[Cover photo credit to Timothy Tuech]
Transylvanian-born artist Alex Kilroy has long pursued American music. Now a Blues-Rock guitarist and singer/songwriter, he has released his debut album, Break My Chains.
The album arrives following the release of the title track “Break My Chains” earlier this Spring and the recent single “Let The Good Times Roll”, featuring Vince Gill.
The album was Produced by Tres Sasser, recorded in Florida with a band, mixed in Nashville by Joe Costa, and mastered by Ted Jensen at Sterling Sound.
Kilroy comments:
Break My Chains is about breaking the chains of trying to be somebody else. Breaking the patterns in your own mind. Realizing you’re a soul having a human experience.

Kilroy was born in the Transylvanian town of Bistrița to a musical family. His father, Iulian, had been a guitarist before turning to management, and his aunt was a nationally recognized singer who competed in Romania’s Eurovision selection. He did years of classical piano training inside Romania’s conservatory system before everything changed one summer when his father imported a car from the United States with a DVD inside, Stevie Ray Vaughan’s Live at Montreux.
Kilroy recalls, hearing the record:
It clicked. That’s me. That’s what I want to do.
By his teens, Kilroy was fronting a Stevie Ray Vaughan tribute band performing across Europe.

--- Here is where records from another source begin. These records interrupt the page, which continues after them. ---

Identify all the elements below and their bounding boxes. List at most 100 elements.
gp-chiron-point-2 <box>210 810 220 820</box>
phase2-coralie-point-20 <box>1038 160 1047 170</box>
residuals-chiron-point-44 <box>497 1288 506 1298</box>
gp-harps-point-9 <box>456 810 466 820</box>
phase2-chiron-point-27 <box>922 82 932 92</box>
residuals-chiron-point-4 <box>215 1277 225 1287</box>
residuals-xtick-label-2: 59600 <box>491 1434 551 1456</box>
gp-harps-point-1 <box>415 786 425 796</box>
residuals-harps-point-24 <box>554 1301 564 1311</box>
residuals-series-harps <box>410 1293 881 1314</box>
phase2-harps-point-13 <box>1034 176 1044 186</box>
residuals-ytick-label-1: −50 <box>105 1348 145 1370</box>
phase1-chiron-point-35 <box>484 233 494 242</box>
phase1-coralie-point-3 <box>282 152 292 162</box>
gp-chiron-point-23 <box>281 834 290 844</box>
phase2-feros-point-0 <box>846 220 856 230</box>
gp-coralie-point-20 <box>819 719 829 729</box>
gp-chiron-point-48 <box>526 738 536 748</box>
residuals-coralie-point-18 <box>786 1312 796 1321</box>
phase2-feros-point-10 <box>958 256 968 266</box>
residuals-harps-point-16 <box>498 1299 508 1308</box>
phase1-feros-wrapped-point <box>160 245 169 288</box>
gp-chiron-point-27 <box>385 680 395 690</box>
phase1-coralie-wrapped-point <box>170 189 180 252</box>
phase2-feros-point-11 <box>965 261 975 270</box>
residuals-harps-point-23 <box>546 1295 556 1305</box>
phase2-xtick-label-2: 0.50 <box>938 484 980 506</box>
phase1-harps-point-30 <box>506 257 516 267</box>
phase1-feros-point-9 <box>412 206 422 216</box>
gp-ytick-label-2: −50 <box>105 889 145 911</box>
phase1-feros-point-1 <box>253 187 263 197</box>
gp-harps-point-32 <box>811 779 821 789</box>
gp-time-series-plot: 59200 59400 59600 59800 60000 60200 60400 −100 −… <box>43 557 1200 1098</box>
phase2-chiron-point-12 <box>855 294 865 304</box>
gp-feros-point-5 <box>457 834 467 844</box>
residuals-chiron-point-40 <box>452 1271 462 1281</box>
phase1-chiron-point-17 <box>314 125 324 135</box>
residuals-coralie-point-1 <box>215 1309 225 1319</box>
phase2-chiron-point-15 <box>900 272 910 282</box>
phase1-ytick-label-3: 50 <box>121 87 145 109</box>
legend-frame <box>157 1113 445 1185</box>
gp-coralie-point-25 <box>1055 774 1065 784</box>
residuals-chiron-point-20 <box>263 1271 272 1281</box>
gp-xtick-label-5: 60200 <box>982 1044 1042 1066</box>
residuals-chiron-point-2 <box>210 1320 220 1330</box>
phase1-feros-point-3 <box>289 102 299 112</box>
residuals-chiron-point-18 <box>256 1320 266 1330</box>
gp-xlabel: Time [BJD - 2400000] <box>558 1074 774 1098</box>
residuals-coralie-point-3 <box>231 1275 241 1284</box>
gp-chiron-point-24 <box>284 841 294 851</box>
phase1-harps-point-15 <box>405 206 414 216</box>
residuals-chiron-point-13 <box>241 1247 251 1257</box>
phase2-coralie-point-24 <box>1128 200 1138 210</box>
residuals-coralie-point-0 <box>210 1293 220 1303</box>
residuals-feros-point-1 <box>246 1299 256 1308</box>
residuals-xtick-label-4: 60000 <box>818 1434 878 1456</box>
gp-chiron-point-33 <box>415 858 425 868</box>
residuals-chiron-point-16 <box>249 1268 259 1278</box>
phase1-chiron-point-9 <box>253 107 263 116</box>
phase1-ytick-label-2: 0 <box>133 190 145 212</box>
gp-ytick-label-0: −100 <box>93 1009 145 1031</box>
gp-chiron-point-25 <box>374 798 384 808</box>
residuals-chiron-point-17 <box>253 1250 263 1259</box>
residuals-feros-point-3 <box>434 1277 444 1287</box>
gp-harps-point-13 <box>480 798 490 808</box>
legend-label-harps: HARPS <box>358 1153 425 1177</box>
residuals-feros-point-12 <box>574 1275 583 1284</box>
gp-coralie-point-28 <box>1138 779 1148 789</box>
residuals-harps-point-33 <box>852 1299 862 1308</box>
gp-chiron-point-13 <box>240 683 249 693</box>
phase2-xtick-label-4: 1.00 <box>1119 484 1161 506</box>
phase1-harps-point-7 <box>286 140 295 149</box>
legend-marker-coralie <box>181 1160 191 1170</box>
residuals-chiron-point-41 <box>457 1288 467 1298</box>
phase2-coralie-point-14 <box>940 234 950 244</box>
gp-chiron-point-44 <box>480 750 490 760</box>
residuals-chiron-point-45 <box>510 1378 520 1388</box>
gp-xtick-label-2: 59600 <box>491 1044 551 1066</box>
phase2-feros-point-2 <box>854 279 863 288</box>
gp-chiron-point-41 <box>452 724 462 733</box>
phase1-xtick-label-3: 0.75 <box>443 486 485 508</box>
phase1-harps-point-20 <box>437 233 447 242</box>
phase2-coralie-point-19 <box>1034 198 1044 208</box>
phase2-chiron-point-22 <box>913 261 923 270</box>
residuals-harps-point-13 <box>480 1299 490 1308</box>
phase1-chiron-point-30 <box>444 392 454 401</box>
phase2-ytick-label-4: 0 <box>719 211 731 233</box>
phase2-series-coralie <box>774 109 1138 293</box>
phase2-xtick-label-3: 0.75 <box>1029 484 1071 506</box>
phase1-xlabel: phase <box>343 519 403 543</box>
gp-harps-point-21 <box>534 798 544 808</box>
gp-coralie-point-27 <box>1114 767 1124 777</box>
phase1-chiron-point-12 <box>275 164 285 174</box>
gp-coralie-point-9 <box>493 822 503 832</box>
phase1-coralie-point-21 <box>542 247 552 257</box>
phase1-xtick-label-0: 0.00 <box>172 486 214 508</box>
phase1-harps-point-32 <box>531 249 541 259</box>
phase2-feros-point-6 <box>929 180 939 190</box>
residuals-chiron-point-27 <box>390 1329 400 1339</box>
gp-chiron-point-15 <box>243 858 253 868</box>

At twenty, after raising money through wedding gigs and even appearing on The Voice Romania, he secured a scholarship opportunity at Berklee College of Music’s summer program. Though finances prevented him from enrolling full-time, the trip marked the beginning of his eventual move to the United States.
From there came Chicago Blues clubs, visa complications, months back in Romania waiting for paperwork, and eventually Nashville, where Kilroy rebuilt his life.
Eventually he relocated to Florida, where a meeting with industry veteran Clyde Harris and his partner Pat Armstrong helped bring years of ambition into sharper focus. Now Kilroy feels he is “finally telling his own story.”